I THINK THE LAST ONE IS THE BEST I AM GLAD Y ARE BACK TO BLOGGING COME VISIT
We put off a diagnosis for insurance reasons. Then, it didn't change anything when we did get it because we had been saying it all along. I guess that means that I don't mind the diagnosis but I don't need it to define Ben’s needs.
I have found that I use it to help people understand Ben though. It is as if giving his challenges a name puts people at ease. They need a definition. I don't know how I feel about that...
Your last sentence says it all. Remember, Grace means "a virtue coming from God" or "God's favor". What a beautiful child! Rolanda
Well said Jacolyn. Thanks!
We didn't get a diagnosis until Hannah was almost 2 1/2, for many of the same reasons as the person you reference in your post. We were pretty sure that was what was going on, though.

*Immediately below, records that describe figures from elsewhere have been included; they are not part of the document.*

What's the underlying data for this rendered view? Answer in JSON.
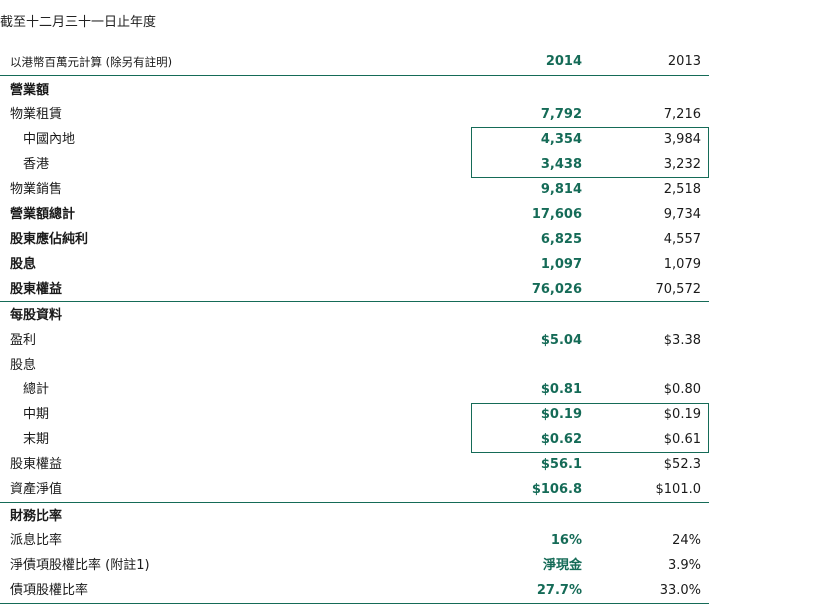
{
  "caption": "截至十二月三十一日止年度",
  "header": {
    "label": "以港幣百萬元計算 (除另有註明)",
    "y2014": "2014",
    "y2013": "2013"
  },
  "section1": {
    "title": "營業額",
    "rows": [
      {
        "label": "物業租賃",
        "v2014": "7,792",
        "v2013": "7,216"
      },
      {
        "label": "中國內地",
        "v2014": "4,354",
        "v2013": "3,984"
      },
      {
        "label": "香港",
        "v2014": "3,438",
        "v2013": "3,232"
      },
      {
        "label": "物業銷售",
        "v2014": "9,814",
        "v2013": "2,518"
      },
      {
        "label": "營業額總計",
        "v2014": "17,606",
        "v2013": "9,734"
      },
      {
        "label": "股東應佔純利",
        "v2014": "6,825",
        "v2013": "4,557"
      },
      {
        "label": "股息",
        "v2014": "1,097",
        "v2013": "1,079"
      },
      {
        "label": "股東權益",
        "v2014": "76,026",
        "v2013": "70,572"
      }
    ]
  },
  "section2": {
    "title": "每股資料",
    "rows": [
      {
        "label": "盈利",
        "v2014": "$5.04",
        "v2013": "$3.38"
      },
      {
        "label": "股息",
        "v2014": "",
        "v2013": ""
      },
      {
        "label": "總計",
        "v2014": "$0.81",
        "v2013": "$0.80"
      },
      {
        "label": "中期",
        "v2014": "$0.19",
        "v2013": "$0.19"
      },
      {
        "label": "末期",
        "v2014": "$0.62",
        "v2013": "$0.61"
      },
      {
        "label": "股東權益",
        "v2014": "$56.1",
        "v2013": "$52.3"
      },
      {
        "label": "資產淨值",
        "v2014": "$106.8",
        "v2013": "$101.0"
      }
    ]
  },
  "section3": {
    "title": "財務比率",
    "rows": [
      {
        "label": "派息比率",
        "v2014": "16%",
        "v2013": "24%"
      },
      {
        "label": "淨債項股權比率 (附註1)",
        "v2014": "淨現金",
        "v2013": "3.9%"
      },
      {
        "label": "債項股權比率",
        "v2014": "27.7%",
        "v2013": "33.0%"
      }
    ]
  },
  "colors": {
    "accent": "#156b57",
    "text": "#1a1a1a"
  }
}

Like Shannon, I feel having the diagnosis has helped me to explain Hannah's needs better and get more support from people. But I am realizing that while it can be useful to share, with the diagnosis also comes so many negative assumptions and misperceptions.
I want the world to know Hannah as a funny, smart, beautiful, cool kid who also has CP. All of those things are such a key part of who she is. But I can't figure out how to say ALL of that without reducing her to only ONE aspect of it.